Virginia's governor is making plans to erect a tollbooth on Interstate 95 near the North Carolina border, and North Carolina officials are talking seriously as well about collecting tolls to pay for a multi-billion-dollar overhaul of I-95 as it passes through eastern North Carolina (see Sunday's story with reader comments.)
Tolls only at the border are somehow more palatable to voters and in-state drivers, and that's what Senate leader Marc Basnight favors: tolls, but only at the Virginia border.
But in interview remarks that didn't make Sunday's story, Gene Conti, the state DOT secretary, says Virginia's border-only approach would not raise enough revenue to pay for the I-95 fix. North Carolina probably will have to have several toll collection points along the 182 miles of I-95, Conti said.
"We would like to work with Virginia. But we would like to do more than just toll at the border, because that's not really solving the problem. That's just putting up one tollbooth and hoping you can collect enough to make a difference. ... It's just not the most cost-effective way to do it. ... We're looking at a more comprehensive approach."
North Carolina's all-electronic tolling technology would not require drivers to stop or slow down for tolls, and it could give the state flexibility to limit the impact of tolls on state residents who use I-95 for short trips from one North Carolina town to the next, Conti said.

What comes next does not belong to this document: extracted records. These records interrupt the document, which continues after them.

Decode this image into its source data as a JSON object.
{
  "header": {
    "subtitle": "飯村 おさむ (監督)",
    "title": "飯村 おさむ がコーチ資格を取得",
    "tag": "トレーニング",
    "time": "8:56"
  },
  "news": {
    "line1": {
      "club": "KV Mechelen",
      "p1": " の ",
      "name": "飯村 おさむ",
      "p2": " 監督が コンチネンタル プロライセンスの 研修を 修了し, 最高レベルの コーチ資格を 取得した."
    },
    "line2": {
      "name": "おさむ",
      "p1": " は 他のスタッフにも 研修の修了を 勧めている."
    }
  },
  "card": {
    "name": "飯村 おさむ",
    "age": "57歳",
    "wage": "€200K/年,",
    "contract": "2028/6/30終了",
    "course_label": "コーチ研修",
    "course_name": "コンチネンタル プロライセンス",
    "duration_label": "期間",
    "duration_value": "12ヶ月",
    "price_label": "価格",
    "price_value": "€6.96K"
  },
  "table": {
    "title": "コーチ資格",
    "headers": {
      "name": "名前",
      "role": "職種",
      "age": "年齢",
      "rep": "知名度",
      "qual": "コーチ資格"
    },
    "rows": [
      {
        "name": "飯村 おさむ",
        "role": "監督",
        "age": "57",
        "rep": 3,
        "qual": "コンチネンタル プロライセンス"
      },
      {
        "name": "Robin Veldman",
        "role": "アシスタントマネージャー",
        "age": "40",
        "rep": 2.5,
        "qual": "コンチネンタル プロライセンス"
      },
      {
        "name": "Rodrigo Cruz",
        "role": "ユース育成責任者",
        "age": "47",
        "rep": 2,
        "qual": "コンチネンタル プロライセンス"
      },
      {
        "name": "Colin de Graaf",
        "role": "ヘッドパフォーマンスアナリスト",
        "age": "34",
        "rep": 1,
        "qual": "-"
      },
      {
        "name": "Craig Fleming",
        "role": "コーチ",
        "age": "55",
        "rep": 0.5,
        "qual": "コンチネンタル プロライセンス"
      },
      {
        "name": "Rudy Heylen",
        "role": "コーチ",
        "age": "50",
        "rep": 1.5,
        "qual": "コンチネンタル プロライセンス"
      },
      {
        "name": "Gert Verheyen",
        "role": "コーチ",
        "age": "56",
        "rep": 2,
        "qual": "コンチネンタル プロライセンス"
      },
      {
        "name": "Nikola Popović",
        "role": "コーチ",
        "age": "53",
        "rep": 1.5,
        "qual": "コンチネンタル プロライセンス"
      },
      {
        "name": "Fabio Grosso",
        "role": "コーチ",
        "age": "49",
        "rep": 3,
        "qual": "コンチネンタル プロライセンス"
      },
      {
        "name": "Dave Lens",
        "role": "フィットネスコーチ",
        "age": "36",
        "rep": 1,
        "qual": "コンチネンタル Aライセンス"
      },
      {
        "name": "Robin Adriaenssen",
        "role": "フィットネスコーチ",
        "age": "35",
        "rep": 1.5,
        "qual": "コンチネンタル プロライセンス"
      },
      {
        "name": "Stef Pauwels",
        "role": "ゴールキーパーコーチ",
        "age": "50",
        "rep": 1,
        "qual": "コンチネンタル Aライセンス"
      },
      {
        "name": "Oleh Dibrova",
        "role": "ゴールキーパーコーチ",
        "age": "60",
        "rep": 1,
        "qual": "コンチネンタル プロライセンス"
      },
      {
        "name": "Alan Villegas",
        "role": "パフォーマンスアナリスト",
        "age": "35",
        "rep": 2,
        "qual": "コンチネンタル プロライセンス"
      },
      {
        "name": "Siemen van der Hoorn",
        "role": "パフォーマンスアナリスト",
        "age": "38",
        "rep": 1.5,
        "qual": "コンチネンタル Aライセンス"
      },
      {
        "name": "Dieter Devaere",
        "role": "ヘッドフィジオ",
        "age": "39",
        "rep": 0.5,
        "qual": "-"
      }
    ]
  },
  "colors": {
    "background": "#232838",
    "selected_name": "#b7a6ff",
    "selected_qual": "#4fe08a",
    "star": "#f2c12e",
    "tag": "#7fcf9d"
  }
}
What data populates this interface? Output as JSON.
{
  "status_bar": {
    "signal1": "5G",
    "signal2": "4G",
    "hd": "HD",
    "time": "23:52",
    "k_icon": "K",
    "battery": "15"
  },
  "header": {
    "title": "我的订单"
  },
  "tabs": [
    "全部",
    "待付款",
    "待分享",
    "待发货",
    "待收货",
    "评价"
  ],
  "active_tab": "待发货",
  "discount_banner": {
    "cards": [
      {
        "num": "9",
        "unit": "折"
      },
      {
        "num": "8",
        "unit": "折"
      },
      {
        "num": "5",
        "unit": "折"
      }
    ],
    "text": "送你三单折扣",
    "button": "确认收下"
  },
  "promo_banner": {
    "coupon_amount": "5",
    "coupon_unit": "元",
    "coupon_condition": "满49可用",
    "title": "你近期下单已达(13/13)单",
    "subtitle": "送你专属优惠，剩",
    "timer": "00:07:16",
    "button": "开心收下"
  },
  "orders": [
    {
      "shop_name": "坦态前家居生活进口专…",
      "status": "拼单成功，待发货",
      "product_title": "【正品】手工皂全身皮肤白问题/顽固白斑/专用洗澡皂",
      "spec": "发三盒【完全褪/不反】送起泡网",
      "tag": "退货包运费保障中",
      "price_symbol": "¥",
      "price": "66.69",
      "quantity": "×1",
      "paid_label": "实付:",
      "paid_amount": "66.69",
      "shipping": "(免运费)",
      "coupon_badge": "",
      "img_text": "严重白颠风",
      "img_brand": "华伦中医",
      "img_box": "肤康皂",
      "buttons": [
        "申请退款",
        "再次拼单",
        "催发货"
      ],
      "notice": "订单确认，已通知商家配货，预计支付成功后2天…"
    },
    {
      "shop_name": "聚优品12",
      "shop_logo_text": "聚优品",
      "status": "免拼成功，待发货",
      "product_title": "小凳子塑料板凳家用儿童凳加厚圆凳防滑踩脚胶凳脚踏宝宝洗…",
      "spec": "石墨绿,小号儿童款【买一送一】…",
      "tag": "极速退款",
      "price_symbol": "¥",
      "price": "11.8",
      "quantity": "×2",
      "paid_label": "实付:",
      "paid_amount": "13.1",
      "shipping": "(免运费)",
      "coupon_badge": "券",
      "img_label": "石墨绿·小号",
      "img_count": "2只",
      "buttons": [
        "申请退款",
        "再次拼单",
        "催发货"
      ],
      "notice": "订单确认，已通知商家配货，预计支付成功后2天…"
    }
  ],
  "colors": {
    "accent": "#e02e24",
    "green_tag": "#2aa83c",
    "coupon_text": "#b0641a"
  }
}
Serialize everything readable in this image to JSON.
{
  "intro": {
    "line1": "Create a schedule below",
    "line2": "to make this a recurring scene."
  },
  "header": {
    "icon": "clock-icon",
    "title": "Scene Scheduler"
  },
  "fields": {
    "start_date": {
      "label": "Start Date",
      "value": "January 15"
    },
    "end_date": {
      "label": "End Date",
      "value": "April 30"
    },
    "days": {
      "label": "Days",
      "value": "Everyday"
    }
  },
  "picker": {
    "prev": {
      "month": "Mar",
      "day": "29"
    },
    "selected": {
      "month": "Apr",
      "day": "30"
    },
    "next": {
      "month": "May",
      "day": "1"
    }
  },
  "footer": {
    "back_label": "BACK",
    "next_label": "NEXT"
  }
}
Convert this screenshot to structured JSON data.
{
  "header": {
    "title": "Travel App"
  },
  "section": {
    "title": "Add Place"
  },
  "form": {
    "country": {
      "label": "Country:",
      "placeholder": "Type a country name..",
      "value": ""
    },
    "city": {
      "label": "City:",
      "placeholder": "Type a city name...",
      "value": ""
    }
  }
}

The state might set up electronic tolling sensors (to photograph license plates or receive signals from drivers who use E-ZPass or other transponders) in only four or five places between Virginia and North Carolina.
"The local traffic would be exempt because you don't have tolls at every interchange. We might have them spaced out to catch the majority of the interstate traffic, but if you do only the short-distance travel, you may not ever have to pay anything. In effect, you're not using I-95 as an interstate -- you're using it as a local road."